—Me ha parecido oír a alguien —dijo una voz en sueco—, o tal vez no. Volvamos a entrar.

Marian sintió la angustia diseminarse por su cuerpo como un veneno. Estaba quieta, con la espalda contra la pared. Detrás de la puerta. Sentía el olor cortante de la brisa marina contra el rostro. Esperó.

—Si has oído algo, es que lo has oído —dijo el mayor—. Hay alguien aquí, sencillamente sé que hay alguien y no tiene que haber nadie…

Marian levantó la cara. La puerta empezó a deslizarse. Alguien la cerró, la quitó de en medio. Pronto la verían. Gimió. La miraron. Ella los miró. Dos hombres iguales.
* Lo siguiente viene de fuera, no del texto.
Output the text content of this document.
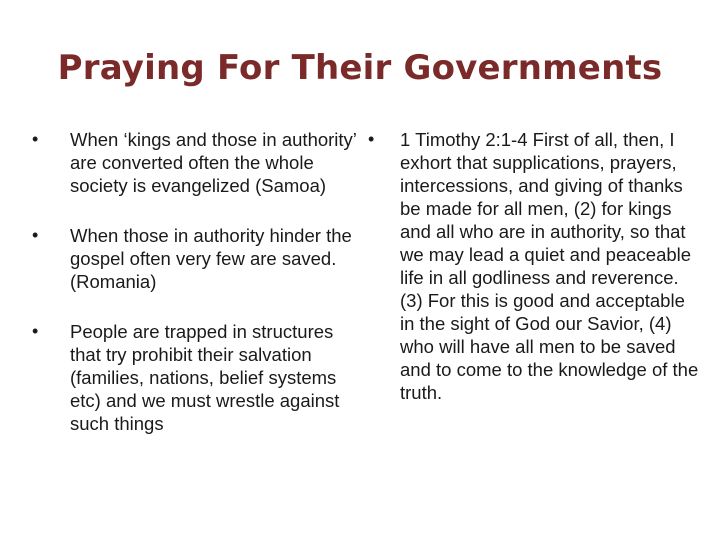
Praying For Their Governments
•	When ‘kings and those in authority’ are converted often the whole society is evangelized (Samoa)
•	When those in authority hinder the gospel often very few are saved. (Romania)
•	People are trapped in structures that try prohibit their salvation (families, nations, belief systems etc) and we must wrestle against such things
•	1 Timothy 2:1-4 First of all, then, I exhort that supplications, prayers, intercessions, and giving of thanks be made for all men, (2) for kings and all who are in authority, so that we may lead a quiet and peaceable life in all godliness and reverence. (3) For this is good and acceptable in the sight of God our Savior, (4) who will have all men to be saved and to come to the knowledge of the truth.
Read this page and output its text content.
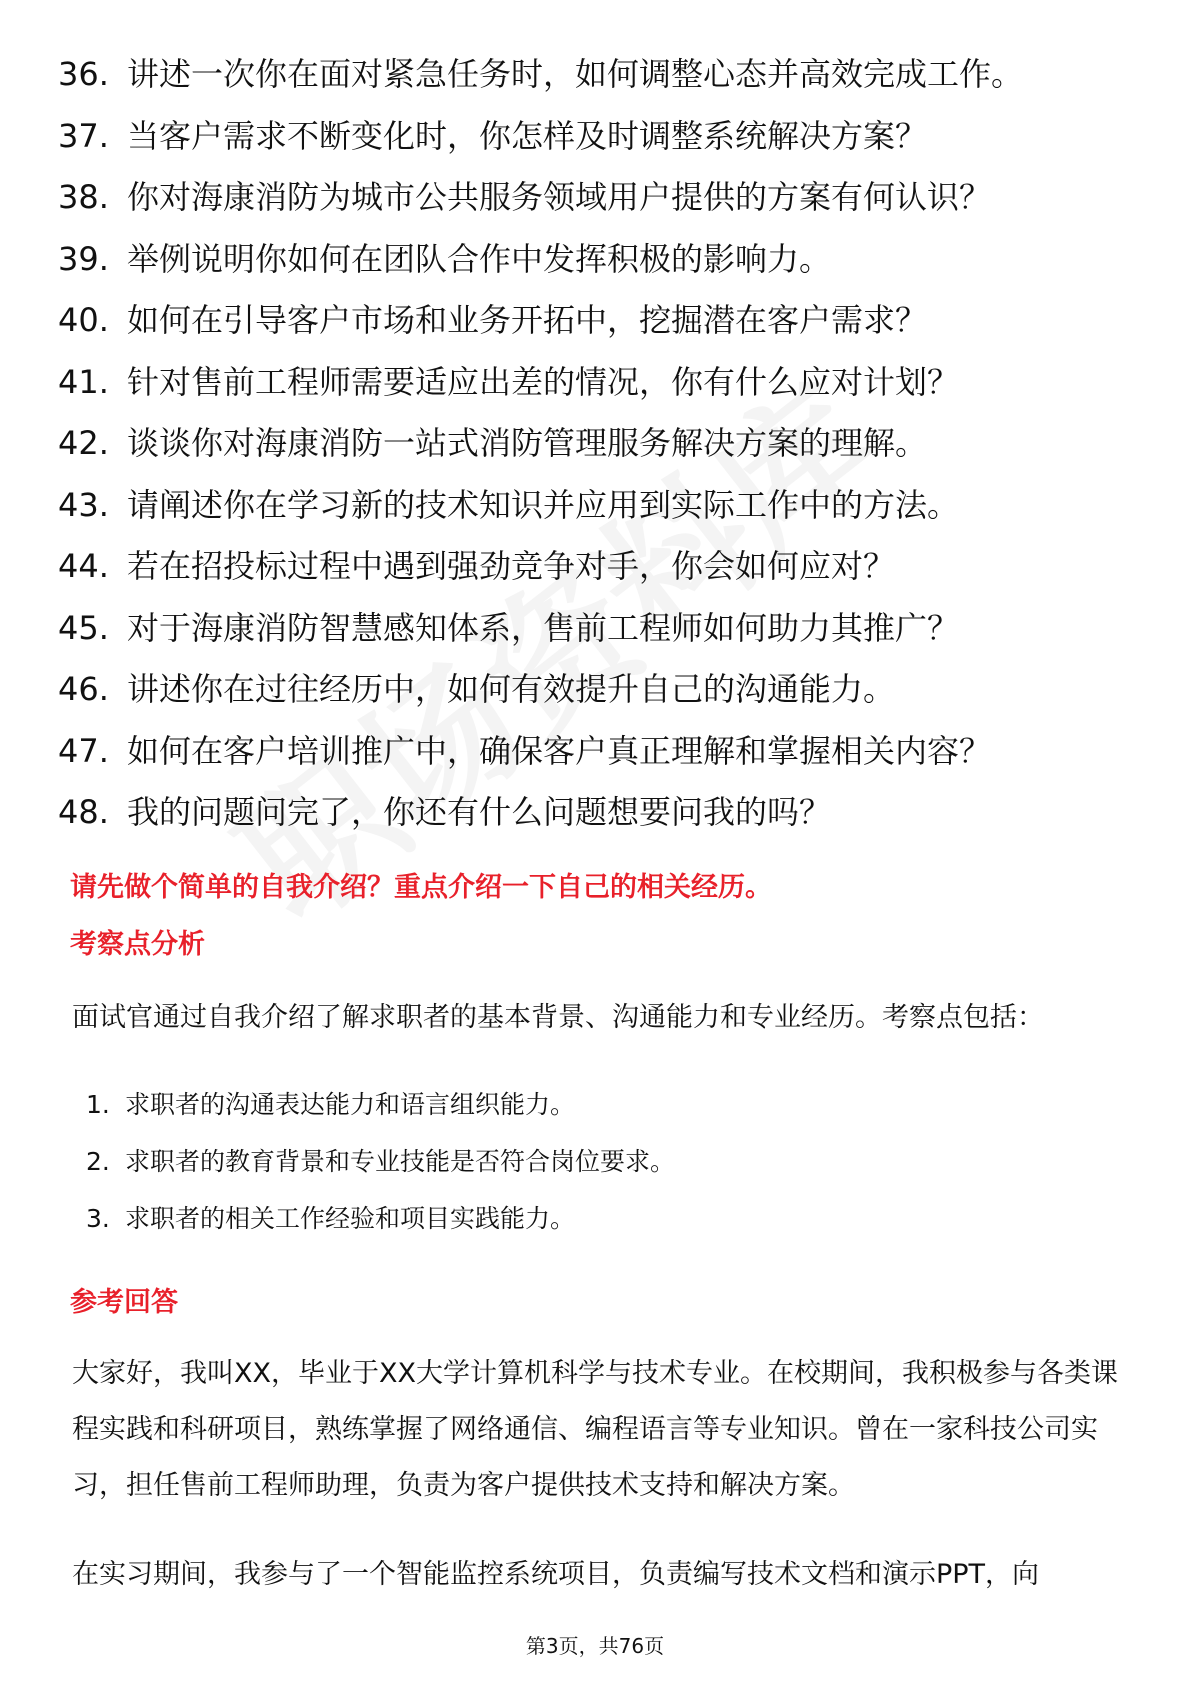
36. 讲述一次你在面对紧急任务时，如何调整心态并高效完成工作。
37. 当客户需求不断变化时，你怎样及时调整系统解决方案？
38. 你对海康消防为城市公共服务领域用户提供的方案有何认识？
39. 举例说明你如何在团队合作中发挥积极的影响力。
40. 如何在引导客户市场和业务开拓中，挖掘潜在客户需求？
41. 针对售前工程师需要适应出差的情况，你有什么应对计划？
42. 谈谈你对海康消防一站式消防管理服务解决方案的理解。
43. 请阐述你在学习新的技术知识并应用到实际工作中的方法。
44. 若在招投标过程中遇到强劲竞争对手，你会如何应对？
45. 对于海康消防智慧感知体系，售前工程师如何助力其推广？
46. 讲述你在过往经历中，如何有效提升自己的沟通能力。
47. 如何在客户培训推广中，确保客户真正理解和掌握相关内容？
48. 我的问题问完了，你还有什么问题想要问我的吗？
请先做个简单的自我介绍？重点介绍一下自己的相关经历。
考察点分析
面试官通过自我介绍了解求职者的基本背景、沟通能力和专业经历。考察点包括：
1. 求职者的沟通表达能力和语言组织能力。
2. 求职者的教育背景和专业技能是否符合岗位要求。
3. 求职者的相关工作经验和项目实践能力。
参考回答
大家好，我叫XX，毕业于XX大学计算机科学与技术专业。在校期间，我积极参与各类课程实践和科研项目，熟练掌握了网络通信、编程语言等专业知识。曾在一家科技公司实习，担任售前工程师助理，负责为客户提供技术支持和解决方案。
在实习期间，我参与了一个智能监控系统项目，负责编写技术文档和演示PPT，向
第3页，共76页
Uno de ellos tenía que ser Lennart Hjertnes, el otro era… sueco.

Marian miró a los dos hombres y sintió que se convertían en todos los hombres del mundo. De pronto, el más joven sacó una pistola del bolsillo interior. Marian Dahle se inclinó hacia delante y se dejó caer rodando deprisa. El hombre más joven estaba como paralizado.

—Es de la pasma —gritó Lennart Hjertnes—, es policía, joder, la reconozco. ¡Dispara! ¡Dispárale ya!

Lennart Hjertnes agarró la pistola. Marian se incorporó a medias, corrió encogida unos pocos pasos, pero pisó el borde de la plataforma y se cayó de la pequeña elevación. Su frente dio con una piedra en el mismo momento que una bala pasaba sobre su cabeza. Otro disparo más atronó la oscuridad. La repentina flor de sangre que cubría su rostro la cegó. Esperó a que el eco del disparo desapareciera. Muy lejos oyó a Birka ladrando en el coche.

Oyó al hombre sueco gritar algo y volvió a ponerse de pie. Como un deportista sobre la pista puso las manos en el suelo y se impulsó. Corrió hacia el coche. Alguien disparó sobre su cabeza y le dio al cristal haciéndolo explotar. Birka ladraba como poseída desde el interior del coche. Su campo de visión estaba muy reducido por la sangre que manaba. Oyó la voz de Lennart Hjertnes:

—¡Mujer idiota! —otro disparó atravesó la oscuridad y los ladridos cesaron. Se hizo el silencio. Lennart Hjertnes gritó—: Ahí está.

Corrió hacia la carretera. Saltó la cadena y se lanzó por el camino de grava. Venían tras ella. Los oía. Tropezó y cayó. Se protegió con las manos y notó cómo las piedrecitas perforaban su piel. Volvió a levantarse y siguió corriendo. Un poco más adelante se tiró a la cuneta y siguió por un sendero. Había una salida, hacia el mar. De pronto, casi se tropezó con una mesa de madera con bancos sujetos a ella. El corazón latía en sus oídos. ¿Venían tras ella? ¿Aún estaban ahí? Se tiró boca abajo. Con la nariz pegada al suelo en el claro del bosque podía ver huellas sobre un grueso tapiz de hojas de otoño y agujas de pino, nítidas, como si estuvieran marcadas en la tierra. De repente, se dio cuenta de que estaba junto a una zona poblada por helechos. Se arrastró a cuatro patas.

—Tomas —oyó que alguien gritaba. Sintió un escalofrío recorrer su cuerpo. Lennart Hjertnes y Tomas Carlsson, padre e hijo. Conexiones peligrosas. Mortalmente peligrosas.

Se hizo el silencio. Se quedó tumbada escuchando. Giró hasta quedar boca arriba, no se movió. Respiraba. Cerró los ojos. Entonces oyó las pisadas. Se dirigían hacia ella, despacio. Pararon. Una voz dijo en sueco:

—Sé que estás aquí… lo sé.

Un repentino haz de luz pasó sobre ella y penetró entre las hojas. Una linterna. Gotas de rocío brillaban en la oscuridad verde. Podía ver cada nervio de las hojas. Las oscuras esporas de su reverso. Era el final, pensó. Así que así iba a terminar. Levantó la cabeza despacio y liberó su rostro de las hojas. Sentía una aterradora sensación de vacío. El haz de luz de la linterna se alejaba de ella. Volvió a dejarse caer. Notó la tierra contra la nuca. Entonces percibió otro sonido, un silbido. Y otro más, el crujir sobre la grava de las ruedas de un coche que se acercaba por el camino.